Distortions in space-time »The nine muses

More than fifty years ago, the objective of directly detecting a curious phenomenon that Albert Einstein called “gravitational waves” was established and that sought to open a new window to the universe to understand it in a more precise way.

Well, in the centenary year of the theory of general relativity, specifically on September 14, 2015, a group of scientists has managed to directly observe these waves, a discovery that has just been confirmed in recent weeks. But, beyond the joy of astronomers, many wonder what, in reality, the “gravitational waves“?

To understand them, we will have to make an effort: imagine the universe as the surface of an immense lake that is altered by different elements, such as a stone thrown into the water or a fish rising to the surface.

Every time something moves or breaks through the surface, it generates waves that scatter around and can go very far. These waves depend on the size and movement, so that a swimming duck would create many more waves than a simple stone, and they would go further.

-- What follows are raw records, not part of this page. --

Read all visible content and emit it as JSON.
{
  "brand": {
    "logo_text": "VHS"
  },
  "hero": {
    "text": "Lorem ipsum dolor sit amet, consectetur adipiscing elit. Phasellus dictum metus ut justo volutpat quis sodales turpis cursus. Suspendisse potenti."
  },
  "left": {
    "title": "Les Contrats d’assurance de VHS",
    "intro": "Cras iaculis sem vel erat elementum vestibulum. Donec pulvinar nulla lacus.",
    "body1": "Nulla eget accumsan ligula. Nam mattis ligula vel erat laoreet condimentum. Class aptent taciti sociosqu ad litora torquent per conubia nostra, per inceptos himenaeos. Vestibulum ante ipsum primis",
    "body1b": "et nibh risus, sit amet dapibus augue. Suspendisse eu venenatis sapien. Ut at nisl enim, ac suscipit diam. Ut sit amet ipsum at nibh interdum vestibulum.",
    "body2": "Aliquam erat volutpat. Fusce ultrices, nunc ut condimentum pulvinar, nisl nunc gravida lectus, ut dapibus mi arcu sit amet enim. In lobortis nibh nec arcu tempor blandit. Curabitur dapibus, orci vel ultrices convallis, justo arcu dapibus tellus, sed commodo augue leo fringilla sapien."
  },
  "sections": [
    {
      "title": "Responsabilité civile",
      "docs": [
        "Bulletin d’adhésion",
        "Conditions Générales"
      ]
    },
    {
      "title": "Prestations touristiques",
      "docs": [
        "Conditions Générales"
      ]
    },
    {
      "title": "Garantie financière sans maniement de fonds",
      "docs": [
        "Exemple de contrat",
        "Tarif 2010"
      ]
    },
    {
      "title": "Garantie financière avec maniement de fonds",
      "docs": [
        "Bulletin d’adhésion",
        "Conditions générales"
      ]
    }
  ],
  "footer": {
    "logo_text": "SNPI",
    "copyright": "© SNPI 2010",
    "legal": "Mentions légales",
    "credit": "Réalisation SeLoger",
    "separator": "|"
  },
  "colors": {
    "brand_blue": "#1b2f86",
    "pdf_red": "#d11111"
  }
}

In the same way, all the great celestial bodies generate waves in the universe based on their mass that behave in a similar way to the waves of the lake. The largest, such as black holes and galaxies, are the ones that generate gravitational waves larger, which can reach the speed of light and whose distortions generate a kind of echo in the universe that we have been able to detect, in the same way that we could know that something moves in the center of the lake by observing only the waves reaching the shore.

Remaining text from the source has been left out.